Er hebben verschillende handen in het Egmondse scriptorium aan deze Egmondse Annalen gewerkt. De verschillende handen hebben deze voorzien van eigen glossen (aantekeningen). De verschillende handen worden hier in het kort beschreven omdat het zeer wenselijk is te weten in welke periode de verschillende teksten zijn ontstaan, uitgebreid, aangepast of geradeerd. Een uitgebreide beschrijving van de verschillende annalisten en handen is te vinden in de bijlage van deze publicatie.
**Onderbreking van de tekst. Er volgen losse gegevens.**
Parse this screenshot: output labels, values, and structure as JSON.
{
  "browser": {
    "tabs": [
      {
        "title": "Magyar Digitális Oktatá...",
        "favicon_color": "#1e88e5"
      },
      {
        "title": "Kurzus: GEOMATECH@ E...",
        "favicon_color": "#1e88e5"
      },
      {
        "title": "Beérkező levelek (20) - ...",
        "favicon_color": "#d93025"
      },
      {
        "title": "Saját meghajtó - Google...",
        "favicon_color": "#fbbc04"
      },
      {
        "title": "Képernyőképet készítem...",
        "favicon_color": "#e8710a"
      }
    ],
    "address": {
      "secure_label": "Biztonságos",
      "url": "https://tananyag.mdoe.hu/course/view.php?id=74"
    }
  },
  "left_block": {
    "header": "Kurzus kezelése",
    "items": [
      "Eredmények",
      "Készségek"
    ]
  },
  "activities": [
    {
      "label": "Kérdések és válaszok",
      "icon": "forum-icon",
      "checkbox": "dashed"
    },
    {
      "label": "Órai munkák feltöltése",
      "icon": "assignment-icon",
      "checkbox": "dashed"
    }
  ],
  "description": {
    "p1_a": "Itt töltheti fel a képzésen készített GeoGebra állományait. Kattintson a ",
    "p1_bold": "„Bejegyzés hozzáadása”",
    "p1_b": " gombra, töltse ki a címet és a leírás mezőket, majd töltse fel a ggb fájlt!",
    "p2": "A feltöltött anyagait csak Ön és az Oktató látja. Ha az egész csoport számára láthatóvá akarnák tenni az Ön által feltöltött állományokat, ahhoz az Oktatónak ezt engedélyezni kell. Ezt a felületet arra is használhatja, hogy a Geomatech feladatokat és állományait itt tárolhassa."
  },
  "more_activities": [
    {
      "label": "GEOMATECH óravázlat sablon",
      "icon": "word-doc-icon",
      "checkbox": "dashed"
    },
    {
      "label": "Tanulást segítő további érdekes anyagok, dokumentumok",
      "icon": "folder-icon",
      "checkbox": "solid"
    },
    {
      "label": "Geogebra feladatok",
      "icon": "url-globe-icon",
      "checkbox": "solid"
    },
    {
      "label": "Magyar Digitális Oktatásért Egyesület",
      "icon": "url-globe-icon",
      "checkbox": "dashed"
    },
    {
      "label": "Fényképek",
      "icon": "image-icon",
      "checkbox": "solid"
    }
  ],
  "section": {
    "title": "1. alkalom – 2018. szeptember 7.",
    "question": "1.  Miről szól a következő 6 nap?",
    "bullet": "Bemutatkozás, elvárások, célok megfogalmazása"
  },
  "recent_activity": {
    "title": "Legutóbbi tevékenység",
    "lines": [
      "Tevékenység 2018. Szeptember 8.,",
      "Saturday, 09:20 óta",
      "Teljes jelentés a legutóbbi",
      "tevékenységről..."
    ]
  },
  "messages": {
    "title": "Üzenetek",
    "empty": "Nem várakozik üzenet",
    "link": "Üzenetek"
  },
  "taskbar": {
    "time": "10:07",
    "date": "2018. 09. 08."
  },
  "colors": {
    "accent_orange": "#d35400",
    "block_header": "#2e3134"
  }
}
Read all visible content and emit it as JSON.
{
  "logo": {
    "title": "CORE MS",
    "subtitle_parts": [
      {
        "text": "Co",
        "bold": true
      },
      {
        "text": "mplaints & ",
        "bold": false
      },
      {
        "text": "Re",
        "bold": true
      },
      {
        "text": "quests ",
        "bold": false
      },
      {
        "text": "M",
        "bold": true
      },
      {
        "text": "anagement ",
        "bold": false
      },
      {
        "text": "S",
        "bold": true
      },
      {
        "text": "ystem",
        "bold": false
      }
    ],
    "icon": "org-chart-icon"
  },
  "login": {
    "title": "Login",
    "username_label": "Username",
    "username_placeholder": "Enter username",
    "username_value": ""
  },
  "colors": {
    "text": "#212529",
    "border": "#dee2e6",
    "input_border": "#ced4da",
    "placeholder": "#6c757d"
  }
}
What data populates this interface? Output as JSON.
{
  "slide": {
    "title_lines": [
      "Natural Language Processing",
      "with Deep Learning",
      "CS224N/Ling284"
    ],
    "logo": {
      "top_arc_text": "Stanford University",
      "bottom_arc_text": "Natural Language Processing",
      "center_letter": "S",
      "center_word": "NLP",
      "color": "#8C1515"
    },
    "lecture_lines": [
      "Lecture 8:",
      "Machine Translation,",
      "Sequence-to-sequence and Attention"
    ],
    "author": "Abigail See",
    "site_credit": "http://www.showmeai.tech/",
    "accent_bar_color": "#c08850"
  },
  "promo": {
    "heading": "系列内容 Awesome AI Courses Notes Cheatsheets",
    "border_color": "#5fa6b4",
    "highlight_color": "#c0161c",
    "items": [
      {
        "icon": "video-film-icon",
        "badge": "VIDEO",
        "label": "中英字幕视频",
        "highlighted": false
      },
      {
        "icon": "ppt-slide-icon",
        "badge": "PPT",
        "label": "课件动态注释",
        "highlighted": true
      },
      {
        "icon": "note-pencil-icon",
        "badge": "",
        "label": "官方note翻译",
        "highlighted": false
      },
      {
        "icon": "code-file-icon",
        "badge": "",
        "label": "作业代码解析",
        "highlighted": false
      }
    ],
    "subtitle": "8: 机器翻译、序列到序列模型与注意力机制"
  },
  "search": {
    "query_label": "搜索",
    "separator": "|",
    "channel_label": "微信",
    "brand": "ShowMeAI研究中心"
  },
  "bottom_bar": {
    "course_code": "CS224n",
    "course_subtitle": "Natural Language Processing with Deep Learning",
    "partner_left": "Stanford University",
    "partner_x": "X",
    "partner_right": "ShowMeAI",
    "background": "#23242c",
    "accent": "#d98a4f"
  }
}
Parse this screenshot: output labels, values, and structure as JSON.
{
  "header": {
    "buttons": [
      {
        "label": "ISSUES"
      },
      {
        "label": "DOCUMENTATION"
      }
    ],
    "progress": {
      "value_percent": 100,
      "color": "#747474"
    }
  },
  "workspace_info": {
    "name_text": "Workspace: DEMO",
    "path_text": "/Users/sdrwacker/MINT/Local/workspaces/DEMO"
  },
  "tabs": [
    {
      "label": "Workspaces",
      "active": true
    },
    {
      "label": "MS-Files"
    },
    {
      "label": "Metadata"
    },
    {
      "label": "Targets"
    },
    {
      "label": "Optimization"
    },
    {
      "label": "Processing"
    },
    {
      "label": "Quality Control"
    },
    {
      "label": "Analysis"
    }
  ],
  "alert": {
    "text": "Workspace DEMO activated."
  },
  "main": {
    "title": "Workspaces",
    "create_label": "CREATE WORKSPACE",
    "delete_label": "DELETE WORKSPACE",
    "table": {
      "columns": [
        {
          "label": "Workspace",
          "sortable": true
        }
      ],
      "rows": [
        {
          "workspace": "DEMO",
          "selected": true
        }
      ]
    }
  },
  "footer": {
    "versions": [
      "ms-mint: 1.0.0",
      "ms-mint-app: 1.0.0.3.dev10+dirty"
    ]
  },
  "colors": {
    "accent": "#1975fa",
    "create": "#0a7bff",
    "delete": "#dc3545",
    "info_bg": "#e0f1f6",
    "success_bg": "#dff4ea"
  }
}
Hand D zoals Oppemann de monnik noemt (de annalist van 1205) heeft her en der glossen toegevoegd. Hand C heeft zelf glossen aangebracht en op verschillende plaatsen de annalen gecorrigeerd.[6] Met name is er gerommeld in de teksten van 882, 883, 885, 886, 875, 985 - 994. Dan is er nog een Hand H die op verschillende plaatsen heeft geradeerd. Deze Hand H dateert van na het midden van de 13de eeuw. Hij heeft onder andere in het bericht van 900, het woord Ratbodus dat hier gestaan geradeerd en het vervangen door Egilboldus. Het handschrift van Hand H is herkend als de vermoedelijke hand van de monnik Johannes de Beke (floruit 1346).[7] Hand F is ook duidelijk bezig geweest. Deze hand heeft bij de glossen die Hand C heeft toegevoegd, het van verdere glossen voorzien of tekst en woorden geradeerd. De Egmondse monnik van Hand C heeft relaties gehad met Utrecht. Otto Oppermann is verantwoordelijk voor het ontdekken van de grootscheepse en systematische vervalsingen. Hierin zou hij te ver zijn doorgeschoten, zo schrijven diverse Nederlandse geschiedkundigen uit zijn tijd. Oppermann heeft in ieder geval bereikt dat hij de wetenschap in Nederland even heeft weten wakker te schudden.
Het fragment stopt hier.